How Prediction Accuracy is Measured
The C-index, or concordance index, measures how well a model can rank individuals according to their risk. It indicates how often the model correctly predicts which of two individuals will experience a health event first. “For all possible pairs of individuals, the model ranks who is more likely to experience an event—such as a heart attack—earlier. A C-index of 0.8 means that the model’s prediction matches the actual event in 80% of cases,” explained Zou. SleepFM performed particularly well in predicting Parkinson’s disease (C-index 0.89), dementia (0.85), hypertensive heart disease (0.84), heart attack (0.81), prostate cancer (0.89), breast cancer (0.87), and death (0.84).
The researchers were pleasantly surprised that the model can make meaningful predictions for a wide range of different diseases.

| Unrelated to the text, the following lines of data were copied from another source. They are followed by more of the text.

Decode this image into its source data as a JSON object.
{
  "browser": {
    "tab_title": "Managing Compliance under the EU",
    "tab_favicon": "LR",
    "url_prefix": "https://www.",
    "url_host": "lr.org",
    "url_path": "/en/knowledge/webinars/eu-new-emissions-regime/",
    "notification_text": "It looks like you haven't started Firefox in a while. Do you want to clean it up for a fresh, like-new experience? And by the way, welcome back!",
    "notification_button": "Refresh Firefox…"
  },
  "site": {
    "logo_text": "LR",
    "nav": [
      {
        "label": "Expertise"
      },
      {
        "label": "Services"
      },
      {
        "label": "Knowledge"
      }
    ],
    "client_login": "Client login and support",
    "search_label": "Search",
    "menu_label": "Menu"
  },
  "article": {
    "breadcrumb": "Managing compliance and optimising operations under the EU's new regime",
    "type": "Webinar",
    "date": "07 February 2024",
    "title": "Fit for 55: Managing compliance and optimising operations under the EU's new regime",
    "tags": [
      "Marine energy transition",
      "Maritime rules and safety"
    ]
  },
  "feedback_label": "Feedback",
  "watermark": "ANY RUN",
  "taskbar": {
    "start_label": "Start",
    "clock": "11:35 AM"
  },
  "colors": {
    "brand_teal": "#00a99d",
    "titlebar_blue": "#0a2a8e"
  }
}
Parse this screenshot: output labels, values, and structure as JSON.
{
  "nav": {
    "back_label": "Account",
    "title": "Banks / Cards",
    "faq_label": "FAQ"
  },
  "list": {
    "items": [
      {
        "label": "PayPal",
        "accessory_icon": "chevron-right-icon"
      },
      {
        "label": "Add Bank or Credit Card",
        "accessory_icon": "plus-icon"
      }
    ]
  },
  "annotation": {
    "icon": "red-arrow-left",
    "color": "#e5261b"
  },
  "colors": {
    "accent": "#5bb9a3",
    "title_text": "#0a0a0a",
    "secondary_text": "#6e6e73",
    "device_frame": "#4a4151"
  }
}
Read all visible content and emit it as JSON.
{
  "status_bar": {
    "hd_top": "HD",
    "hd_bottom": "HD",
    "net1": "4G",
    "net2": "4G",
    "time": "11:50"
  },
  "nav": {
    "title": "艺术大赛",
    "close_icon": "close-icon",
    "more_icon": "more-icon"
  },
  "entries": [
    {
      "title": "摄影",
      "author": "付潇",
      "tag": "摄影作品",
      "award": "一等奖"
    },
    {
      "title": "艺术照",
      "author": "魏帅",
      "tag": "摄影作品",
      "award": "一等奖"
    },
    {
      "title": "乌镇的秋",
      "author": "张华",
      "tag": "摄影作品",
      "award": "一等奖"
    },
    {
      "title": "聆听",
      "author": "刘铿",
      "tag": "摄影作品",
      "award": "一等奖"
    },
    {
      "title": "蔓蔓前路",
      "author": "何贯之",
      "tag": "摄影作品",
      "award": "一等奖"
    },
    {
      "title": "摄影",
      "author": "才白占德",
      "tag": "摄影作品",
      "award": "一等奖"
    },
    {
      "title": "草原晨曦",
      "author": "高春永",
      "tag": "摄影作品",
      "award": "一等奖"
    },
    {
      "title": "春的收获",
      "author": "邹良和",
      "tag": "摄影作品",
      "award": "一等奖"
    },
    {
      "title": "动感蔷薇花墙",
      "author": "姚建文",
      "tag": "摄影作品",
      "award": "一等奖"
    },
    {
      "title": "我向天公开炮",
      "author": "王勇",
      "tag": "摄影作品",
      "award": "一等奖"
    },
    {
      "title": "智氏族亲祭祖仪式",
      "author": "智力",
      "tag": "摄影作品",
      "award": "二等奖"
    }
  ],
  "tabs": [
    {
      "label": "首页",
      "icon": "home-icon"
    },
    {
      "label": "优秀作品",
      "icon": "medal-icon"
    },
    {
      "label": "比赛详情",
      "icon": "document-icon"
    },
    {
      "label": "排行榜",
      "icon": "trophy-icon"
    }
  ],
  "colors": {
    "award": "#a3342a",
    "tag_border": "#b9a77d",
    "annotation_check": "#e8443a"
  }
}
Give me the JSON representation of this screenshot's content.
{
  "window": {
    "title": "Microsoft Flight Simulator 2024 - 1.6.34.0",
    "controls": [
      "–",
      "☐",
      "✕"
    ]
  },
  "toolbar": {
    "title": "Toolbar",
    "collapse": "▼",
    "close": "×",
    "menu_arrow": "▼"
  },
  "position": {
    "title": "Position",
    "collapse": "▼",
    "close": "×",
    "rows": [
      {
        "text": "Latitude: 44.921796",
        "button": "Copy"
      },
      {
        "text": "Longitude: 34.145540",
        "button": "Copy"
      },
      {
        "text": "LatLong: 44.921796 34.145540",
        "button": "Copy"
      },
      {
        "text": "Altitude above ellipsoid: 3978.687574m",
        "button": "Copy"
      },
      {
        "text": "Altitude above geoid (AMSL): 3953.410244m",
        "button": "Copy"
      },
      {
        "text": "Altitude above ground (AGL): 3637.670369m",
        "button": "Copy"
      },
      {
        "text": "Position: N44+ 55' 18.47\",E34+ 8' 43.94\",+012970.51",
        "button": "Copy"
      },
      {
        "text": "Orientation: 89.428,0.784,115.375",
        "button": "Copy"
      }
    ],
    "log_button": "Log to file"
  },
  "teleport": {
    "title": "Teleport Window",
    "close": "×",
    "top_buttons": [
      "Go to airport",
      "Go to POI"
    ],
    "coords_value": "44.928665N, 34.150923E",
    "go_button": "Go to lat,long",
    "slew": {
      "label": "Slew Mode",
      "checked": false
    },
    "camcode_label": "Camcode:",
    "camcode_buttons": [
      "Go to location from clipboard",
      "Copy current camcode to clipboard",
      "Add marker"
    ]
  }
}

Zou also pointed out that models with lower accuracy, often with a C-index of around 0.7, are already being used in medical practice, for example as a tool to predict how patients might respond to certain cancer treatments.
Understanding What AI Sees
The researchers are now working on improving SleepFM’s predictions and better understanding how the system arrives at its conclusions. Future versions could incorporate data from wearable devices to expand the range of physiological signals. “It doesn’t explain it to us in words,” Zou said. “But we’ve developed various interpretation techniques to figure out what the model is looking at when it makes a particular disease prediction.”
The team found that while heart-related signals had a greater impact on predicting cardiovascular disease and brain-related signals played a greater role in predicting mental health, the most accurate results came from combining all types of data. “Most of the information we obtained for predicting disease came from comparing the different channels,” Mignot said. Physical components that were out of sync—such as a brain that is asleep but a heart that is awake—seemed to herald problems. Rahul Thapa, a doctoral student in biomedical data science, and Magnus Ruud Kjaer, a doctoral student at the Technical University of Denmark, are the co-authors of the study. Researchers from the Technical University of Denmark, Copenhagen University Hospital Rigshospitalet, BioSerenity, the University of Copenhagen, and Harvard Medical School contributed to this work.